Note that the exterior derivative in this context still obeys the same equation we used to define it, but is now complicated by the fact that the dot product changes under the metric. We now define the exterior derivative as follows: \(df(\frac{d}{d \lambda}) = \frac{df}{d\lambda}\).
Observe that \(df\) still plays the same role as earlier and computes the directional derivative of the \(f\) with respect to a velocity vector, albeit now one in tangent space.
Now time for the punchline: how do tensor fields transform under arbitrary curvilinear coordinate transformations? By this, I mean not only affine or linear transformations, but changing between arbitrary smooth coordinate systems like cylindrical, spherical, or hyperbolic coordinates.
By the chain rule we obtain, \(\partial_{i'} = \frac{\partial x^i}{\partial x^{i'}} \partial_i\). Hence, basis vectors transform with the Jacobian. Because we demand that vectors be unchanged by change of basis, we obtain
\(V^i \partial_i = V^{i'} \partial_{i'} = V^{i'} \frac{\partial x^i}{\partial x^{i'}} \partial_i \implies V^{i'} = \frac{\partial x^{i'}}{\partial x^i} V^i\).
Observe that the components of a vector (which physicists almost always call the vector, since its the numbers they are working with) transform with the inverse Jacobian, in the opposite manner as the basis vectors. Because of this, we say that vector components transform contravariantly.
We can perform the same process with the dual basis:
\(dx^{i'} = \frac{\partial x^{i'}}{\partial x^{i}} dx^i \implies \omega_{i'} = \frac{\partial x^{i}}{\partial x^{i'}} \omega_i\).
Observe that covector components transform with the Jacobian, meaning they transform in the same manner as the basis vectors. Hence, we say that covector components transform covariantly. Convention dictates that covariant indices are lower indices while contravariant indices are upper indices. Einstein notation has the nice property that upper indices “cancel out” with lower indices during implicit summations, a process called contraction.
This might at first appear counterintuitive but makes sense with a little thinking. Consider the coordinate transformation where we double the length of all of our basis vectors. This would cause all of the components of a vector to halve (if we redefine the meter to be twice as long, everyone is half as tall!).

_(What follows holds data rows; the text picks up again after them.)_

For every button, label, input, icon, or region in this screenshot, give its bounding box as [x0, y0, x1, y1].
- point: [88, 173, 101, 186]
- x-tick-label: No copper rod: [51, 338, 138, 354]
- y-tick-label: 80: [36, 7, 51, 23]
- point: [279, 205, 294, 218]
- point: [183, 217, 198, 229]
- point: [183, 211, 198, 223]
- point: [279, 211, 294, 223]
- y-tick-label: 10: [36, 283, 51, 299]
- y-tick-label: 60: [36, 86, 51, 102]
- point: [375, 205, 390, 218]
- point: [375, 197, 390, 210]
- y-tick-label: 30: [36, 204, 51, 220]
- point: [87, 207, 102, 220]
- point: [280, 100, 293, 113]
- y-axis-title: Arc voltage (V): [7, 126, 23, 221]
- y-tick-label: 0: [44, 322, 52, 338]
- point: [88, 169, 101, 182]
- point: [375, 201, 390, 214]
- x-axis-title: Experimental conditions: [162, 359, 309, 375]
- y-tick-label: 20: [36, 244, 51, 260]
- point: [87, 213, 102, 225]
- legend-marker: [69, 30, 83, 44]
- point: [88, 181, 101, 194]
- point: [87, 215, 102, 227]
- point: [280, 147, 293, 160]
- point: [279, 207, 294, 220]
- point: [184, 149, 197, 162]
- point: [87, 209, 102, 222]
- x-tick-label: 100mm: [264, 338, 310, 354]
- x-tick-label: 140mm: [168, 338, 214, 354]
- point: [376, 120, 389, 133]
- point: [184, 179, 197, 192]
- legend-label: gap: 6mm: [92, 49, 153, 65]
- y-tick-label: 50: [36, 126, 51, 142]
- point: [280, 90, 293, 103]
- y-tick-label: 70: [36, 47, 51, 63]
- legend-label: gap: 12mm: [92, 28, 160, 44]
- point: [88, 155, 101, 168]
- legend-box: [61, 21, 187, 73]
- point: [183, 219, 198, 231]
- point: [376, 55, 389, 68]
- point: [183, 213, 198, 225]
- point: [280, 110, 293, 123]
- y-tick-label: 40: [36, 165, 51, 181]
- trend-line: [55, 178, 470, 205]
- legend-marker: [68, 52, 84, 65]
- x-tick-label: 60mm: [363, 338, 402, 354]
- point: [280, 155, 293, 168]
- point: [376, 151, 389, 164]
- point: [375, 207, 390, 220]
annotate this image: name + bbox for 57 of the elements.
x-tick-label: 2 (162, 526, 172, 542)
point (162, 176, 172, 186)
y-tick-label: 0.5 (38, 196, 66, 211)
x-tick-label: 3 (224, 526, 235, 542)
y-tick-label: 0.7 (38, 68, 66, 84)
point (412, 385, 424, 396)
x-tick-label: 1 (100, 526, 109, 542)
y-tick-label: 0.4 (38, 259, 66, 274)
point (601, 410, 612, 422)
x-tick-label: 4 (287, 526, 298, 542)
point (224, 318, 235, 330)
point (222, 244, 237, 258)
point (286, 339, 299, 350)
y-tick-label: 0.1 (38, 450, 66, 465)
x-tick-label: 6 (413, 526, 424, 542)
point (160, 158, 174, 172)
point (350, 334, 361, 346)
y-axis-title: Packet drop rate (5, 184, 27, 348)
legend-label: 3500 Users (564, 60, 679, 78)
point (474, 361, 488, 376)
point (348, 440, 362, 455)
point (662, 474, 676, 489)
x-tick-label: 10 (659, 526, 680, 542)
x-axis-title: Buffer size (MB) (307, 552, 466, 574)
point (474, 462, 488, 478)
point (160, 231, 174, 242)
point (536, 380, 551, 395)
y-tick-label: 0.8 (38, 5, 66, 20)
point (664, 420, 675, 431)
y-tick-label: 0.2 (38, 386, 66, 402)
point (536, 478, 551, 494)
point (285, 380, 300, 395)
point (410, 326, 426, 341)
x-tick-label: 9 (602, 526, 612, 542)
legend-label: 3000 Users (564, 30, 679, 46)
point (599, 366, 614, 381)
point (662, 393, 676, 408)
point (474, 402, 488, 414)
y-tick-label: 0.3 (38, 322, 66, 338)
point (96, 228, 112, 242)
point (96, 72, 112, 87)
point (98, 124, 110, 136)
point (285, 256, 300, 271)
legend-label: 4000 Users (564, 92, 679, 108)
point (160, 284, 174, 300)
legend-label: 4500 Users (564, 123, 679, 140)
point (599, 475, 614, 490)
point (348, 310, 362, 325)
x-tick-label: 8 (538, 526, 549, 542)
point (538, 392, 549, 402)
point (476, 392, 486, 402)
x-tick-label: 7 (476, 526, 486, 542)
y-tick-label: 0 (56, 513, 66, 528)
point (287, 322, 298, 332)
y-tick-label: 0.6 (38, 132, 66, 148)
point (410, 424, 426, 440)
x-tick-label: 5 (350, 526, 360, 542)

Similarly, our covector stacks would now be twice as dense, as there are now twice as many stacked lines per unit of distance. Hence, the components of a covector would double.
Observe that in tangent space, our tensors take the following form:
\(T = T^{\mu_1\cdots\mu_k}{}_{\nu_1\cdots\nu_\ell}\, \partial_{\mu_1}\otimes\cdots\otimes\partial_{\mu_k} \otimes dx^{\nu_1}\otimes\cdots\otimes dx^{\nu_\ell}\).
Substituting in the transformation laws for the basis vectors and covectors and then pulling out these factors via the multilinearity of the tensor product, we obtain the general transformation law for tensor fields:
\(\boxed{T^{\mu'_1\cdots\mu'_k}{}_{\nu'_1\cdots\nu'_\ell} = \frac{\partial x^{\mu'_1}}{\partial x^{\mu_1}}\cdots \frac{\partial x^{\mu'_k}}{\partial x^{\mu_k}}\, \frac{\partial x^{\nu_1}}{\partial x^{\nu'_1}}\cdots \frac{\partial x^{\nu_\ell}}{\partial x^{\nu'_\ell}}\, T^{\mu_1\cdots\mu_k}{}_{\nu_1\cdots\nu_\ell}}\).